Electronic transport through a C$_{60}$ molecular bridge: The role of single and multiple contacts

TL;DR

This study investigates how contact geometry, bond dimerization, and gate voltage influence quantum electron transport through a C60 molecule, revealing the importance of contact points and interference effects in conduction control.

Contribution

It provides a detailed analysis of the impact of contact configurations and molecular modifications on electron transport using Green's function and Landauer-Büttiker formalism.

Findings

Single contact leads to resonant tunneling transmission.

Multiple contacts induce interference effects altering transmission.

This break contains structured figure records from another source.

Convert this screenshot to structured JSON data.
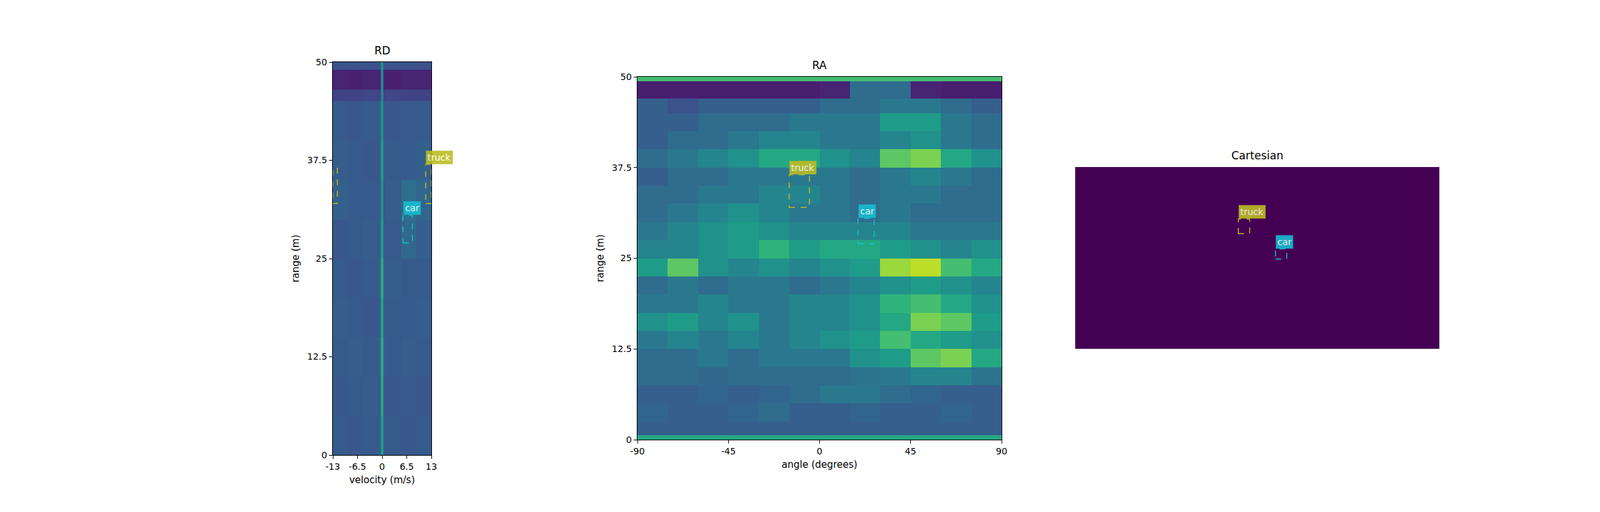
{
  "chart_data": [
    {
      "type": "heatmap",
      "title": "RD",
      "x_label": "velocity (m/s)",
      "y_label": "range (m)",
      "xlim": [
        -13,
        13
      ],
      "ylim": [
        0,
        50
      ],
      "xticks": [
        -13,
        -6.5,
        0,
        6.5,
        13
      ],
      "yticks": [
        0,
        12.5,
        25,
        37.5,
        50
      ],
      "x": [
        -13,
        -9,
        -5,
        -1,
        -0.4,
        0.4,
        1,
        5,
        9,
        13
      ],
      "y": [
        0,
        5,
        10,
        15,
        20,
        25,
        30,
        35,
        40,
        45,
        46.5,
        49,
        50
      ],
      "zlim": [
        0,
        1
      ],
      "cells": [
        [
          0.28,
          0.27,
          0.28,
          0.29,
          0.55,
          0.29,
          0.28,
          0.27,
          0.28
        ],
        [
          0.27,
          0.28,
          0.29,
          0.28,
          0.6,
          0.28,
          0.27,
          0.28,
          0.27
        ],
        [
          0.28,
          0.29,
          0.28,
          0.3,
          0.62,
          0.3,
          0.28,
          0.29,
          0.28
        ],
        [
          0.29,
          0.28,
          0.27,
          0.29,
          0.58,
          0.29,
          0.28,
          0.28,
          0.29
        ],
        [
          0.28,
          0.27,
          0.28,
          0.3,
          0.62,
          0.3,
          0.29,
          0.28,
          0.28
        ],
        [
          0.27,
          0.28,
          0.29,
          0.29,
          0.55,
          0.28,
          0.28,
          0.34,
          0.3
        ],
        [
          0.3,
          0.28,
          0.28,
          0.28,
          0.5,
          0.28,
          0.29,
          0.36,
          0.33
        ],
        [
          0.29,
          0.28,
          0.27,
          0.28,
          0.55,
          0.29,
          0.28,
          0.28,
          0.3
        ],
        [
          0.28,
          0.27,
          0.28,
          0.29,
          0.5,
          0.28,
          0.27,
          0.28,
          0.28
        ],
        [
          0.2,
          0.2,
          0.21,
          0.2,
          0.45,
          0.2,
          0.21,
          0.2,
          0.2
        ],
        [
          0.1,
          0.09,
          0.1,
          0.1,
          0.45,
          0.1,
          0.09,
          0.1,
          0.1
        ],
        [
          0.25,
          0.26,
          0.25,
          0.26,
          0.5,
          0.26,
          0.25,
          0.26,
          0.25
        ]
      ],
      "boxes": [
        {
          "label": "truck",
          "color": "#bcbd22",
          "x": [
            11.5,
            13
          ],
          "y": [
            32,
            37
          ]
        },
        {
          "color": "#bcbd22",
          "x": [
            -13,
            -11.8
          ],
          "y": [
            32,
            36.5
          ]
        },
        {
          "label": "car",
          "color": "#17becf",
          "x": [
            5.5,
            8
          ],
          "y": [
            27,
            30.5
          ]
        }
      ]
    },
    {
      "type": "heatmap",
      "title": "RA",
      "x_label": "angle (degrees)",
      "y_label": "range (m)",
      "xlim": [
        -90,
        90
      ],
      "ylim": [
        0,
        50
      ],
      "xticks": [
        -90,
        -45,
        0,
        45,
        90
      ],
      "yticks": [
        0,
        12.5,
        25,
        37.5,
        50
      ],
      "x": [
        -90,
        -75,
        -60,
        -45,
        -30,
        -15,
        0,
        15,
        30,
        45,
        60,
        75,
        90
      ],
      "y": [
        0,
        0.6,
        2.5,
        5,
        7.5,
        10,
        12.5,
        15,
        17.5,
        20,
        22.5,
        25,
        27.5,
        30,
        32.5,
        35,
        37.5,
        40,
        42.5,
        45,
        47,
        49.4,
        50
      ],
      "zlim": [
        0,
        1
      ],
      "cells": [
        [
          0.6,
          0.6,
          0.6,
          0.6,
          0.6,
          0.6,
          0.6,
          0.6,
          0.6,
          0.6,
          0.6,
          0.6
        ],
        [
          0.3,
          0.3,
          0.3,
          0.3,
          0.3,
          0.3,
          0.3,
          0.3,
          0.3,
          0.3,
          0.3,
          0.3
        ],
        [
          0.32,
          0.3,
          0.3,
          0.32,
          0.35,
          0.3,
          0.3,
          0.32,
          0.3,
          0.3,
          0.32,
          0.3
        ],
        [
          0.3,
          0.3,
          0.32,
          0.3,
          0.32,
          0.35,
          0.4,
          0.4,
          0.35,
          0.32,
          0.3,
          0.3
        ],
        [
          0.35,
          0.35,
          0.33,
          0.35,
          0.35,
          0.35,
          0.35,
          0.38,
          0.4,
          0.45,
          0.45,
          0.38
        ],
        [
          0.35,
          0.35,
          0.4,
          0.35,
          0.4,
          0.4,
          0.4,
          0.5,
          0.55,
          0.75,
          0.8,
          0.6
        ],
        [
          0.4,
          0.45,
          0.4,
          0.45,
          0.4,
          0.45,
          0.5,
          0.55,
          0.7,
          0.6,
          0.55,
          0.5
        ],
        [
          0.5,
          0.55,
          0.45,
          0.5,
          0.4,
          0.45,
          0.45,
          0.5,
          0.6,
          0.8,
          0.75,
          0.55
        ],
        [
          0.4,
          0.4,
          0.45,
          0.4,
          0.4,
          0.45,
          0.45,
          0.5,
          0.65,
          0.7,
          0.6,
          0.5
        ],
        [
          0.35,
          0.4,
          0.35,
          0.4,
          0.4,
          0.35,
          0.4,
          0.45,
          0.5,
          0.55,
          0.5,
          0.45
        ],
        [
          0.55,
          0.75,
          0.5,
          0.45,
          0.5,
          0.45,
          0.5,
          0.55,
          0.85,
          0.9,
          0.7,
          0.6
        ],
        [
          0.45,
          0.45,
          0.5,
          0.55,
          0.65,
          0.55,
          0.6,
          0.6,
          0.55,
          0.5,
          0.45,
          0.5
        ],
        [
          0.4,
          0.45,
          0.5,
          0.55,
          0.5,
          0.45,
          0.45,
          0.45,
          0.45,
          0.4,
          0.4,
          0.4
        ],
        [
          0.35,
          0.4,
          0.45,
          0.5,
          0.45,
          0.4,
          0.4,
          0.35,
          0.4,
          0.35,
          0.35,
          0.35
        ],
        [
          0.35,
          0.35,
          0.4,
          0.4,
          0.45,
          0.45,
          0.4,
          0.35,
          0.4,
          0.4,
          0.35,
          0.35
        ],
        [
          0.3,
          0.35,
          0.35,
          0.4,
          0.4,
          0.4,
          0.4,
          0.35,
          0.4,
          0.45,
          0.4,
          0.35
        ],
        [
          0.35,
          0.4,
          0.45,
          0.5,
          0.6,
          0.6,
          0.5,
          0.45,
          0.75,
          0.8,
          0.6,
          0.5
        ],
        [
          0.3,
          0.35,
          0.35,
          0.4,
          0.45,
          0.45,
          0.4,
          0.4,
          0.45,
          0.5,
          0.4,
          0.35
        ],
        [
          0.3,
          0.3,
          0.35,
          0.35,
          0.35,
          0.4,
          0.4,
          0.4,
          0.55,
          0.55,
          0.4,
          0.35
        ],
        [
          0.3,
          0.25,
          0.3,
          0.3,
          0.3,
          0.3,
          0.35,
          0.35,
          0.4,
          0.4,
          0.35,
          0.3
        ],
        [
          0.08,
          0.08,
          0.08,
          0.08,
          0.08,
          0.08,
          0.1,
          0.35,
          0.35,
          0.1,
          0.08,
          0.08
        ],
        [
          0.7,
          0.7,
          0.7,
          0.7,
          0.7,
          0.7,
          0.7,
          0.7,
          0.7,
          0.7,
          0.7,
          0.7
        ]
      ],
      "boxes": [
        {
          "label": "truck",
          "color": "#bcbd22",
          "x": [
            -15,
            -5
          ],
          "y": [
            32,
            36.5
          ]
        },
        {
          "label": "car",
          "color": "#17becf",
          "x": [
            19,
            27
          ],
          "y": [
            27,
            30.5
          ]
        }
      ]
    },
    {
      "type": "heatmap",
      "title": "Cartesian",
      "tick_labels": false,
      "xlim": [
        -50,
        50
      ],
      "ylim": [
        0,
        50
      ],
      "x": [
        -50,
        50
      ],
      "y": [
        0,
        50
      ],
      "zlim": [
        0,
        1
      ],
      "cells": [
        [
          0
        ]
      ],
      "boxes": [
        {
          "label": "truck",
          "color": "#bcbd22",
          "x": [
            -5.2,
            -2.1
          ],
          "y": [
            31.7,
            35.7
          ]
        },
        {
          "label": "car",
          "color": "#17becf",
          "x": [
            5,
            8.1
          ],
          "y": [
            24.7,
            27.5
          ]
        }
      ]
    }
  ]
}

Gate voltage shifts molecular levels, enabling conduction control.

Abstract

The effects of different contact geometries, bond dimerization, and gate voltage on quantum transport through a C$_{60}$ molecule are studied by the Landauer-B\"{u}ttiker formula based on the Green's function technique. It is shown that the number of contact points between the device electrodes and the molecule can play an important role in the electron conduction. The transmission is due to the resonant tunneling when the electrodes are contacted to one carbon atom of the molecule. In the case of multiple contacts, the interference effects are responsible for the change of the transmission through the C$_{60}$. The bond dimerization and a gate voltage shift the molecular levels and by adjusting the related parameters the electron conduction can be controlled.